2. This conclusion would ordinarily dispose of each of these writ petitions. However, in Writ Petitions Nos. 4570 and 4659 of 1975, it is contended by the learned Advocate for the petitioner in each of these petitions that over and above powers exercisable under S. 20, being revisional powers, the officer concerned has utilised powers under s. 14(4) of the Andhra Pradesh General Sales Tax Act. He contends that under S. 14(4), inter alis, if the dealer has been assessed at a rate lower than the correct rate, then under clause (c), the officer concerned can assessee at the correct rate the turnover that has been assessed at a lower rate. He contended that, in the instant case, the powers that have been exercised are powers under S. 14(4)(c) and not the power under S. 20 It is obvious that if the case falls under S. 14(4), the orders would be time-barred because under S. 14(4-A) assessment under s. 14(4) has to be made within a period of four years from the expiry of the year of assessment.
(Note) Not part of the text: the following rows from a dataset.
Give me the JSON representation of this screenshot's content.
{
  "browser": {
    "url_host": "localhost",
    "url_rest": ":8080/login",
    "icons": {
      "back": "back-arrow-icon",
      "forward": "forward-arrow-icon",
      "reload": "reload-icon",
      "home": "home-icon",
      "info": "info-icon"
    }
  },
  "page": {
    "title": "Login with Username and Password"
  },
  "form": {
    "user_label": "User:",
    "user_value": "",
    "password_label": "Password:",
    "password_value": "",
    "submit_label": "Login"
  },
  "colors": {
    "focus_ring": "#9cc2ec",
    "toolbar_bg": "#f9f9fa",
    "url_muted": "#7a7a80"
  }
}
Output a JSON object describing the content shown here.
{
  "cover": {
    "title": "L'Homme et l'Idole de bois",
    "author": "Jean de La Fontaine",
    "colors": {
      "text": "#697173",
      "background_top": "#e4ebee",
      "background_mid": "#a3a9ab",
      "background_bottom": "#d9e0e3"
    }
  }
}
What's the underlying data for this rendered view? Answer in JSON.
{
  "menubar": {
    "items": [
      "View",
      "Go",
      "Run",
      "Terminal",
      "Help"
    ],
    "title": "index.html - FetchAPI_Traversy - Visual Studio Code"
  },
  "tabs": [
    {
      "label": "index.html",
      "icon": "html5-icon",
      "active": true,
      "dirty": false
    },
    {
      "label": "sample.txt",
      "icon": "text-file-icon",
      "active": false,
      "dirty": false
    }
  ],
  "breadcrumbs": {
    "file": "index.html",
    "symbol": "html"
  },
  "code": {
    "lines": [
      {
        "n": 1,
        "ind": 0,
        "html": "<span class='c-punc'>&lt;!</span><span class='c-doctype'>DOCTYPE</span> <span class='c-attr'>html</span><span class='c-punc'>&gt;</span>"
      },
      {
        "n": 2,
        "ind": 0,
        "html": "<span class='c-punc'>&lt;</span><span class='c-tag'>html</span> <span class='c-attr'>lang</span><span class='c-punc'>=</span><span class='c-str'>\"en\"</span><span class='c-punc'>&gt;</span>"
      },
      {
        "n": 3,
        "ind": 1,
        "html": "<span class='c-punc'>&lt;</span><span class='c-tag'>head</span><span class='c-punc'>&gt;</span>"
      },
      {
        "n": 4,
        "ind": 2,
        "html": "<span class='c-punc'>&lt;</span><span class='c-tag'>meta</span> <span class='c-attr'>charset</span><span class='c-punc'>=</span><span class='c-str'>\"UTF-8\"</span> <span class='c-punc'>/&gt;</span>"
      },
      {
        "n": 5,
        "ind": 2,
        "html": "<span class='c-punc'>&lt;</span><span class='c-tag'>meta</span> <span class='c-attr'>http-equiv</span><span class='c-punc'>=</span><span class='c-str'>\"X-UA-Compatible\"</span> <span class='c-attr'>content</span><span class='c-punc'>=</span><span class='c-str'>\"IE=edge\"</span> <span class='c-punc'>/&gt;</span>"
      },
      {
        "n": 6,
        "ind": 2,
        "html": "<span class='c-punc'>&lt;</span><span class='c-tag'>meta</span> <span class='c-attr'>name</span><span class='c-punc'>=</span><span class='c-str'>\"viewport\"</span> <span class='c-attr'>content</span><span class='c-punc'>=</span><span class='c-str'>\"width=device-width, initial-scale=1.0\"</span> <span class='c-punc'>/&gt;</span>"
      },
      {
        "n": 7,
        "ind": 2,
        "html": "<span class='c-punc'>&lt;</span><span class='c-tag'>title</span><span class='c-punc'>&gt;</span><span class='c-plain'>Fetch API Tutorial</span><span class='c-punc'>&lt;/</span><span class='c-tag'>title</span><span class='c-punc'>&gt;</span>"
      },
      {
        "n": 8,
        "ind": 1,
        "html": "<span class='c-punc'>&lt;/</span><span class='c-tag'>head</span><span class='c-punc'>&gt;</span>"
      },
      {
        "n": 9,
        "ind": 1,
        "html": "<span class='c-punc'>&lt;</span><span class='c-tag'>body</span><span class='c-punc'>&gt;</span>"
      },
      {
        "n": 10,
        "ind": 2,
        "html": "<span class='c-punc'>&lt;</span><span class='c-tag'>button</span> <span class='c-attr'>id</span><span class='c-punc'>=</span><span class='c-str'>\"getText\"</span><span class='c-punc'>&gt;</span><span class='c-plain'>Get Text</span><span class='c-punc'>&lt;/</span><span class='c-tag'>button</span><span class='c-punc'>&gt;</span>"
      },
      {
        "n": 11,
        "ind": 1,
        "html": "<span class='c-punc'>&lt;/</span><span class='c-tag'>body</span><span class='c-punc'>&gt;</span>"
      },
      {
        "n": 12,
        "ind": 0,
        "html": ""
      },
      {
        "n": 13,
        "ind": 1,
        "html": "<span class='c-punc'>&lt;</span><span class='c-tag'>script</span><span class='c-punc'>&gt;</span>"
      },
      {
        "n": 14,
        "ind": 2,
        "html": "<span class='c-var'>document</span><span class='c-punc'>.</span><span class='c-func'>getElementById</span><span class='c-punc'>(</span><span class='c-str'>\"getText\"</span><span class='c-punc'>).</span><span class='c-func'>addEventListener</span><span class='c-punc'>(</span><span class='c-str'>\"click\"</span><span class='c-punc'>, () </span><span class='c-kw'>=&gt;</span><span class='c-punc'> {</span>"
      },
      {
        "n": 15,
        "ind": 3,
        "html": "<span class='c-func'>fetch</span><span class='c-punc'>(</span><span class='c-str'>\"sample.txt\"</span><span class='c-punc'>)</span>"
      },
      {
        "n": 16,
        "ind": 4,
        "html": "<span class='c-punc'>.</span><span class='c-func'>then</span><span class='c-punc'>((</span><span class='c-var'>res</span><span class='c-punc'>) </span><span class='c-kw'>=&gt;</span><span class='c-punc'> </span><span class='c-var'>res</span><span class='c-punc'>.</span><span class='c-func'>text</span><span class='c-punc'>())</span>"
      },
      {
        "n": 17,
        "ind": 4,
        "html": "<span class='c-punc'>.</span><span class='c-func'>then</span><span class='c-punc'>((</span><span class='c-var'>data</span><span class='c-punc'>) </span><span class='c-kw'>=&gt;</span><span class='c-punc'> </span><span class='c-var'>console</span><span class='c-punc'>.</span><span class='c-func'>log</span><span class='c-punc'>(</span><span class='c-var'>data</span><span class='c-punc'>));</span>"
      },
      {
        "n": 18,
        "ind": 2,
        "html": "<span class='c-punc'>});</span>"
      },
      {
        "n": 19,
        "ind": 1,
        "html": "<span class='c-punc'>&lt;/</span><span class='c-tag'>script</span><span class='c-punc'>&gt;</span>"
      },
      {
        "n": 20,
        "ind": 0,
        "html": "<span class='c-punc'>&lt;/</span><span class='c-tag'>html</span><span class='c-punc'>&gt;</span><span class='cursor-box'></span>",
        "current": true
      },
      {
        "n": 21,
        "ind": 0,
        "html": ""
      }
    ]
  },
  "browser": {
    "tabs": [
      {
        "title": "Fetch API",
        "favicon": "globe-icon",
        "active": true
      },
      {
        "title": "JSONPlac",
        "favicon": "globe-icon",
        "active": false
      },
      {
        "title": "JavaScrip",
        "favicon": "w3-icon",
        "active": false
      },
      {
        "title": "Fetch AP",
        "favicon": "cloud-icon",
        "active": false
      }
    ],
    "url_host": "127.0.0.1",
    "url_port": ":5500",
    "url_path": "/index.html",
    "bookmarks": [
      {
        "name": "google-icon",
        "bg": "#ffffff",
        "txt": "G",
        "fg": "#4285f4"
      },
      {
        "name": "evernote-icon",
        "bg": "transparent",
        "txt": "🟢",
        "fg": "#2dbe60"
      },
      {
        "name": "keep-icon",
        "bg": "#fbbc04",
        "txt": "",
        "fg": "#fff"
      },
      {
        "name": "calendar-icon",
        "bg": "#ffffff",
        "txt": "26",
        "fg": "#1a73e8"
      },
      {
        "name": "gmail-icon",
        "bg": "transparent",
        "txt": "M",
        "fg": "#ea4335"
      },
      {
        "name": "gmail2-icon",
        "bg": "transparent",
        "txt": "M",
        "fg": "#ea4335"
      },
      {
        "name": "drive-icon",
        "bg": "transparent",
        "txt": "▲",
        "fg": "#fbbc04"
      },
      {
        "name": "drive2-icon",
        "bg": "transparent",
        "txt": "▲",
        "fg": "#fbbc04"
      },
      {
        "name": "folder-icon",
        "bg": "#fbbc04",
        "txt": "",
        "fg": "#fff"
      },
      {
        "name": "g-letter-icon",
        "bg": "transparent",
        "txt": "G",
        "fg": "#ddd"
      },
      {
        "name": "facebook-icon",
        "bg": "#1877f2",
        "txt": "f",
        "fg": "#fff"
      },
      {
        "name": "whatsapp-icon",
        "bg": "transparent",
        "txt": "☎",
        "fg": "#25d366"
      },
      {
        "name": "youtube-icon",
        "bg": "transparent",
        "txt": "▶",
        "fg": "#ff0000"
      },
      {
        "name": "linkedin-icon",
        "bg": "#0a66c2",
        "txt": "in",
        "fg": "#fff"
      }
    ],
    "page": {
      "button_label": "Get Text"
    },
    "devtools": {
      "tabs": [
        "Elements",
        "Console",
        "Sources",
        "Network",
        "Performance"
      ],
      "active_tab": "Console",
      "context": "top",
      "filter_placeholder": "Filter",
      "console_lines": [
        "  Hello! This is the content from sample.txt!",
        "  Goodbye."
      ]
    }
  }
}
The year under consideration was the assessment year 1969-70 and the notice for reopening the case was issued on 9th June, 1975. In Writ Petition No. 4659 of 1975, the Assessment year is 1970-71 and the notice was issued in June, 1975. It is contended that since the period of 4 years in each of these two cases had expired after the end of the year of assessment under consideration, that is, after the expiry of 1st April, 1974, in Writ Petition No. 4570 of 1975 and 1st April, 1975. So far as Writ Petition No. 4659 of 1975 is concerned, bar of limitation under S. 14(4-A) would apply and, at any rate, orders passed increasing the tax after this notice in these Writ Petition Nos. 4570 and 4659 of 1975 should be held to be time-barred.
3. In view of the decision in State for A.P. vs. Sri Rama L.S. Rice Mills it is obvious that, in the instant case, the reopening would fall under S. 14(4) because at the time when the matter was originally before the Sales Tax Officer, he had not considered whether the seat covers were accessories or not and that question was not against before him. Under these circumstances, it cannot be said that the decision of the Sales Tax officer was wrong which needed revision or which can be revised under S. 20 of the A.P. General Sales Tax Act. The cases would therefore fairly and squarely fall under S. 14(4) and, therefore, the bar of limitation under S. 14(4) and, therefore, the bar of limitation under S. 14(4) would clearly apply to Writ Petitions Nos. 4570 and 4659 of 1975 and they are, therefore, allowed with costs each of the two cases. The other two matters, Writ Petitions Nos. 4689 and 4693 of 1975, are dismissed with costs.